Maybe that’s an ambitious goal for a one-person shop, staffed by a full-time professional teacher and a full-time creative director and craftsman for The Masses Brand. It’s possible I made the wrong choices to support my aesthetic interests as a bon vivant. That’s why I’ve embraced a polymath’s DIY-everything philosophy.

My father has a few well-used mantras: “If something is worth doing, it’s worth doing well” he’d often tell me as I’d assist him in whatever home maintenance and repair job that happened to require his attention on any given weekend. Other times, he’d remind me that “if something is worth having, it’s worth sacrifice to gain.” I have these mantras in my studio, too, as it became clear to me at an early age that things I wanted were always best when I created them myself. Store-bought things always led to some disappointment. Some marketing executives somewhere would always find ways to sell satisfaction, by cutting corners, skimping on cost and sacrificing quality and packaging Myth. These things would all inevitably break prematurely and I was never happy with how department store clothes hung on my body. Incredulously, I’d ask my father why, if all this stuff was manufactured by people somewhere, didn’t they take the time to just do it right the first time. While I’m not entirely sure if it was in the content of his refrain or in my own analysis (holding the flashlight for my father always left me plenty of time for my mind to wander about such things), but somewhere in these observations, I must have been radicalized.
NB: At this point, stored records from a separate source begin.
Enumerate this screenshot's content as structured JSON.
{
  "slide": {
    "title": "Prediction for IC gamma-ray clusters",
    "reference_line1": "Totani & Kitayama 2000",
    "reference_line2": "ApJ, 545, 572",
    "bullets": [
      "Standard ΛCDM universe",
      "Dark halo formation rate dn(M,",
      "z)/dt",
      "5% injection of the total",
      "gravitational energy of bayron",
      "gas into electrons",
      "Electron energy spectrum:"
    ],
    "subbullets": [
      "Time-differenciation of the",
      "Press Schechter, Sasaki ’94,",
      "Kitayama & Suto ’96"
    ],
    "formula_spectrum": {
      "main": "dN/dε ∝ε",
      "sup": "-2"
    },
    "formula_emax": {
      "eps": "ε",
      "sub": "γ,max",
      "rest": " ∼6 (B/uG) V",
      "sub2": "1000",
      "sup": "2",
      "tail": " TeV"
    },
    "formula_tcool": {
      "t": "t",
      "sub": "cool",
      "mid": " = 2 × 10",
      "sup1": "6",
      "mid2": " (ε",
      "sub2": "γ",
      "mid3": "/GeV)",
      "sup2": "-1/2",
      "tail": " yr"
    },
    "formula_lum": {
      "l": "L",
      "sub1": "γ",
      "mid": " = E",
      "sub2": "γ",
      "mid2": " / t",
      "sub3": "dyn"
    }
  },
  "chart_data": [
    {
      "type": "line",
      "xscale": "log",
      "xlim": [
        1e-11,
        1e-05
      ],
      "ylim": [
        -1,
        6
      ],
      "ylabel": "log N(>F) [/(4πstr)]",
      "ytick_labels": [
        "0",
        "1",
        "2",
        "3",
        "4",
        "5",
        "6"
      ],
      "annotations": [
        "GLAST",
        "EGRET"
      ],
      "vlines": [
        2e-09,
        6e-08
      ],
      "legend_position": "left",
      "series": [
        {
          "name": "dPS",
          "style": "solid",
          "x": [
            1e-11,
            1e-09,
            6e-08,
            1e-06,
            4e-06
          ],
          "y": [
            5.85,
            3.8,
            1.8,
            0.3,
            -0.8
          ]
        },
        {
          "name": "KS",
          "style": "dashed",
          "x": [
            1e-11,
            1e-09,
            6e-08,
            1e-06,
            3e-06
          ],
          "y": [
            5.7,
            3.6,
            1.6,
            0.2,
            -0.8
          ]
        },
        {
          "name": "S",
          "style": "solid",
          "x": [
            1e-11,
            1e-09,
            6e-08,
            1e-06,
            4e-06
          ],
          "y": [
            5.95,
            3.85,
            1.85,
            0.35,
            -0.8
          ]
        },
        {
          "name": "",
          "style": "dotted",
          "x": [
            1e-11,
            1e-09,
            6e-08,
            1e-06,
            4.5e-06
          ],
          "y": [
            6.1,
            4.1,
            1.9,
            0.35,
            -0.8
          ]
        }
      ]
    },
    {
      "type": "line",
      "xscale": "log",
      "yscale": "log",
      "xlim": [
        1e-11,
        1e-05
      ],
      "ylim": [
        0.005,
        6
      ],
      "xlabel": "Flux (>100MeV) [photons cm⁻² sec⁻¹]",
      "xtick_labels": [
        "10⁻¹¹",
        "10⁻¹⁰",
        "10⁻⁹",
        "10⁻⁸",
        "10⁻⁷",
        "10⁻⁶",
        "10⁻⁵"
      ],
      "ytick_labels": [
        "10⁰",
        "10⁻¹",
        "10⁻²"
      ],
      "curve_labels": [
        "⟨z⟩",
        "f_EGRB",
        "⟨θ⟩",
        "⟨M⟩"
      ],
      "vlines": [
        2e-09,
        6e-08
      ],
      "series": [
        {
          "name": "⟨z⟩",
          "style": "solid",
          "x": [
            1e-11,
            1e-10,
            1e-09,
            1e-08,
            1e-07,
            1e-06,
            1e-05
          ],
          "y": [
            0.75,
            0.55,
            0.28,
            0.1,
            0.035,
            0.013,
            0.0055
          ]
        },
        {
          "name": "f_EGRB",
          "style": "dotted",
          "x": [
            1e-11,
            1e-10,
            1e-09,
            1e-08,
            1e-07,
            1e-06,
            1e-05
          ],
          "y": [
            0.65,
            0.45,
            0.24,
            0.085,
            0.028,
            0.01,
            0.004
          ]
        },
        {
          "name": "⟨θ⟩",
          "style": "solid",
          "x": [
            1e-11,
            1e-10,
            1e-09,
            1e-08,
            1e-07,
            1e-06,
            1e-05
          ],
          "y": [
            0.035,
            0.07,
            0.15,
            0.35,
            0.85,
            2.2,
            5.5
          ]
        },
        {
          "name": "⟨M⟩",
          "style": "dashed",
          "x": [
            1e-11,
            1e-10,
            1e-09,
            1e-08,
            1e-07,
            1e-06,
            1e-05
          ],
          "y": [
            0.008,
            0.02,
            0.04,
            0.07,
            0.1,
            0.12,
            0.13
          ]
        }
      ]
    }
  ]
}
In the early twentieth century, capital was on the rise, and artisan-owned modes of production were on the decline. A pro-labor publication burst on the scene, concerned with (among other things) capital rapidly being concentrated in the coffers of people who really didn’t do much, who knew no tangible skills, but who owned things, and a middle-class that would own fewer and fewer of the means to their ends of self-determination. These groups would also attempt to sound the alarms of the rise of the robber barons and the impending bursting of the mass-production bubble. This magazine was called The Masses, and while it’s not directly eponymous with the Masses Brand, the ideological references of each entity are no doubt intertwined.
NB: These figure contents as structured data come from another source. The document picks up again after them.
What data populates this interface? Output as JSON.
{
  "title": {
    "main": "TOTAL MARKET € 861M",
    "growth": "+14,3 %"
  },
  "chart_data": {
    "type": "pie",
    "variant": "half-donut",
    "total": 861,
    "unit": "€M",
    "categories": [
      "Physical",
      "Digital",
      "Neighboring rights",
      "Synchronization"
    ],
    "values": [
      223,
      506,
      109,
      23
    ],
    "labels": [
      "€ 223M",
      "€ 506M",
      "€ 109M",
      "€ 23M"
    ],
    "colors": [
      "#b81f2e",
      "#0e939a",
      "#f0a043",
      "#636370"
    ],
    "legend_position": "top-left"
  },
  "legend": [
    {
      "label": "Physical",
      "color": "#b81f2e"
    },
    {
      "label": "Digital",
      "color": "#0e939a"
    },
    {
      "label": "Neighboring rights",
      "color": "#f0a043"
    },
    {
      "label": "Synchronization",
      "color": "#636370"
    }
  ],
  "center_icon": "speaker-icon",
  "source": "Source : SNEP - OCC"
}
I can’t, in good faith, put forth that any entrepreneurial endeavor may be as well an anti-capital endeavor. While I am sure that there is room in the theory for such a claim, my scholarship has not illuminated that nuance. My personal experience, as limited though that may be, has. Although my personal enterprise is at (1.) privately owned (by me and only me) and is (2.) organized in such a way to deliver profits in the form of liquid capital, I nevertheless attest that to The Masses Brand is built on several ideological pillars in order to disrupt the mindless consumer binary as described previously:

  1. Create humble goods that can be distributed with pride.

  2. Let no-one be bound by exploitation.

  3. Utilitarianism, durability and aesthetics must coexist now, as in the future.

  4. The relationship is the product.

With these pillars as The Masses Co. lodestone, I see great potential in delivering beautiful goods made in ethical conditions. I truly hope you’ll join me in this movement.